The example of the storage medium of computer includes, but are not limited to phase change memory (PRAM), static random access memory (SRAM), moves
State random access memory (DRAM), other kinds of random access memory (RAM), read-only memory (ROM), electric erasable
Programmable read only memory (EEPROM), flash memory or other memory techniques, read-only disc read only memory (CD-ROM) (CD-ROM),
Digital versatile disc (DVD) or other optical storage, magnetic cassettes, tape magnetic disk storage or other magnetic storage devices
Or any other non-transmission medium, can be used for storage can be accessed by a computing device information.As defined in this article, it calculates
Machine readable medium does not include temporary computer readable media (transitory media), the data letter number and carrier wave of such as modulation.
It should also be noted that, the terms "include", "comprise" or its any other variant are intended to nonexcludability
It include so that the process, method, commodity or the equipment that include a series of elements not only include those elements, but also to wrap
Include other elements that are not explicitly listed, or further include for this process, method, commodity or equipment intrinsic want
Element.In the absence of more restrictions, the element limited by sentence "including a ...", it is not excluded that including described want
There is also other identical elements in the process, method of element, commodity or equipment.
It will be understood by those skilled in the art that embodiment one or more in this specification can provide for method, system or
Computer program product.Therefore, complete hardware embodiment, complete software embodiment or combination can be used in the embodiment of this specification
Form in terms of software and hardware.Moreover, it wherein includes computer that the embodiment of this specification, which can be used in one or more,
The computer-usable storage medium (including but not limited to magnetic disk storage, CD-ROM, optical memory etc.) of usable program code
The form of the computer program product of upper implementation.

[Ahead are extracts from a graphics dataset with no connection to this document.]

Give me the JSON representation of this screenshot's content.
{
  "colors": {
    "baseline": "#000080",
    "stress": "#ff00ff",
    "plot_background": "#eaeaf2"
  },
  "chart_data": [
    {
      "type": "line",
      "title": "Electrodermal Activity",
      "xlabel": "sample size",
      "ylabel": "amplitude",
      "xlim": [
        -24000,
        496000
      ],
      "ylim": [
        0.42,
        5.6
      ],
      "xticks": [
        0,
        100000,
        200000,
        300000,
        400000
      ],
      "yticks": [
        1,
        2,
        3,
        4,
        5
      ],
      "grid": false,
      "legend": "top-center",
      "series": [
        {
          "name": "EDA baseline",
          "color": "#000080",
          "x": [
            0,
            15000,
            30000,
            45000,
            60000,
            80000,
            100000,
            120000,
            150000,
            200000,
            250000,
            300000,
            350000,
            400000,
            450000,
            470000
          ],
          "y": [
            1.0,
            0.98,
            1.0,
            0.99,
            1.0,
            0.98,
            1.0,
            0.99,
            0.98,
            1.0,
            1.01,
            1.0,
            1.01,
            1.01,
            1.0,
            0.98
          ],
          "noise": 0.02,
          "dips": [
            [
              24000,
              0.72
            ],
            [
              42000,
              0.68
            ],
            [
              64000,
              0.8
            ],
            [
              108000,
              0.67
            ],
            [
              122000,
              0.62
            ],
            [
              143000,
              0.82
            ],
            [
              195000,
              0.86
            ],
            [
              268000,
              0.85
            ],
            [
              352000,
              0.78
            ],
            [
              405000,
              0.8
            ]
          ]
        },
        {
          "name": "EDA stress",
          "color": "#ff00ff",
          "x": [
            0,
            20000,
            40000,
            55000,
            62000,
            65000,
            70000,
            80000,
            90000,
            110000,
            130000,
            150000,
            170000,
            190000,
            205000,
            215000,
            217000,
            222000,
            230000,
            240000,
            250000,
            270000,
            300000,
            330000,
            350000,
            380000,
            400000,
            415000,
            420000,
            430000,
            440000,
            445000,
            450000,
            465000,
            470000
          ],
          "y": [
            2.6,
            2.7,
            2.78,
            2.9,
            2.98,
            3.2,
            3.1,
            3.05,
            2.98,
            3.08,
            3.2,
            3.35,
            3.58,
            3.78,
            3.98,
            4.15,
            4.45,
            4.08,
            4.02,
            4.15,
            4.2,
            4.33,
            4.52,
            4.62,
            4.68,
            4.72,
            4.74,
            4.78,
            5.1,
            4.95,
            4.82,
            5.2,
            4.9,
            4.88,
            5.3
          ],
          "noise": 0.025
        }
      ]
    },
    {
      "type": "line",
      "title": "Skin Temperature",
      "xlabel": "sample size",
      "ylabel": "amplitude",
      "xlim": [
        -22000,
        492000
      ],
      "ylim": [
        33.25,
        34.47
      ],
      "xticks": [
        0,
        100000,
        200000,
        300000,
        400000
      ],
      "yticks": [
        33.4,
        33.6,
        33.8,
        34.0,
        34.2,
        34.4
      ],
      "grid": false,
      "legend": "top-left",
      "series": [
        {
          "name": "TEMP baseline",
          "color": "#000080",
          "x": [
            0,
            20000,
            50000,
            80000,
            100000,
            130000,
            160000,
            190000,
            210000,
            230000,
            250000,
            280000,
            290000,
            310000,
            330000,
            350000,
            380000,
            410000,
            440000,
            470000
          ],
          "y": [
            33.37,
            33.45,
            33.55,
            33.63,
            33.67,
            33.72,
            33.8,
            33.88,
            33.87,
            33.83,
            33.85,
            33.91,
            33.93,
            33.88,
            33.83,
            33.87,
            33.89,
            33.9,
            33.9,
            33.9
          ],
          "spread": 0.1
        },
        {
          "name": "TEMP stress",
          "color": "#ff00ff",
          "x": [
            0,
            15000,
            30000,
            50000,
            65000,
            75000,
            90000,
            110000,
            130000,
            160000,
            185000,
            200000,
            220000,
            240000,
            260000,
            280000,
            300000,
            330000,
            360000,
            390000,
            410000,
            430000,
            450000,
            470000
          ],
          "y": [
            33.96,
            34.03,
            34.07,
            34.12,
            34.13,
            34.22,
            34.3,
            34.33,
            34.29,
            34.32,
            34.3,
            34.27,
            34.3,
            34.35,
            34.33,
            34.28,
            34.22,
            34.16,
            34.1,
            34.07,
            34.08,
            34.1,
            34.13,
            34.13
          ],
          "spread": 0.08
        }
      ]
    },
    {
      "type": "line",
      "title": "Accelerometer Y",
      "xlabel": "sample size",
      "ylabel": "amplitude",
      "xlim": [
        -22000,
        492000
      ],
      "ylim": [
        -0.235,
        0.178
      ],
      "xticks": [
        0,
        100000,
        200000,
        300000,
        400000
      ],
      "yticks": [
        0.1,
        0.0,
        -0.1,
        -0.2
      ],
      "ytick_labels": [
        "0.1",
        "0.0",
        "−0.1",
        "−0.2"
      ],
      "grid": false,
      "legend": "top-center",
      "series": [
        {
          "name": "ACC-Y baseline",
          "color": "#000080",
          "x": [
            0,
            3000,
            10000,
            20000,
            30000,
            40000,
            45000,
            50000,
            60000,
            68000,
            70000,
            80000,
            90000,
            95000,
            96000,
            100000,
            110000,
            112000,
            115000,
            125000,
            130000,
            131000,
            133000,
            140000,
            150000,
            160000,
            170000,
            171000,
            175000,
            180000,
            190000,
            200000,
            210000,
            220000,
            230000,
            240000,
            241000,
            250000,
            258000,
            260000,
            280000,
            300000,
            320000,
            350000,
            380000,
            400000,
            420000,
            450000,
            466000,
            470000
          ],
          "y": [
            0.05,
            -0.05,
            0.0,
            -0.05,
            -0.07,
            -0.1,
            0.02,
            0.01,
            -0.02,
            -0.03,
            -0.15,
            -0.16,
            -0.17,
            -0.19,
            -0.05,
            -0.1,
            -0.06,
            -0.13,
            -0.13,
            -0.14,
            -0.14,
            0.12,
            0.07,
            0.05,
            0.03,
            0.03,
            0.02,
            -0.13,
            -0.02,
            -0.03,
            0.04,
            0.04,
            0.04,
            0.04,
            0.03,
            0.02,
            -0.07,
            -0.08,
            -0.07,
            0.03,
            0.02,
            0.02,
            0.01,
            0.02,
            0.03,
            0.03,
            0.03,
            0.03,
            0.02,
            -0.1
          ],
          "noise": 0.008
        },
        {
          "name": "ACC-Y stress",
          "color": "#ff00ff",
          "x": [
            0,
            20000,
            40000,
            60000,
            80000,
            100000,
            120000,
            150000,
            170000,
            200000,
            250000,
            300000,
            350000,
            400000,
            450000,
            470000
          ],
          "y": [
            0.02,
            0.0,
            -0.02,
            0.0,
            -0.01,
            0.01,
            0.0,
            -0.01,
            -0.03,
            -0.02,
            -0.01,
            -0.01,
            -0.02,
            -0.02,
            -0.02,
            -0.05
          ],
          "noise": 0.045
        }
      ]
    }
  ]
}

The embodiment of this specification can retouch in the general context of computer-executable instructions executed by a computer
It states, such as program module.Generally, program module include execute particular transaction or realize particular abstract data type routine,
Programs, objects, component, data structure etc..The embodiment that this specification can also be practiced in a distributed computing environment, at this
In a little distributed computing environment, by executing affairs by the connected remote processing devices of communication network.It is counted in distribution
It calculates in environment, program module can be located in the local and remote computer storage media including storage equipment.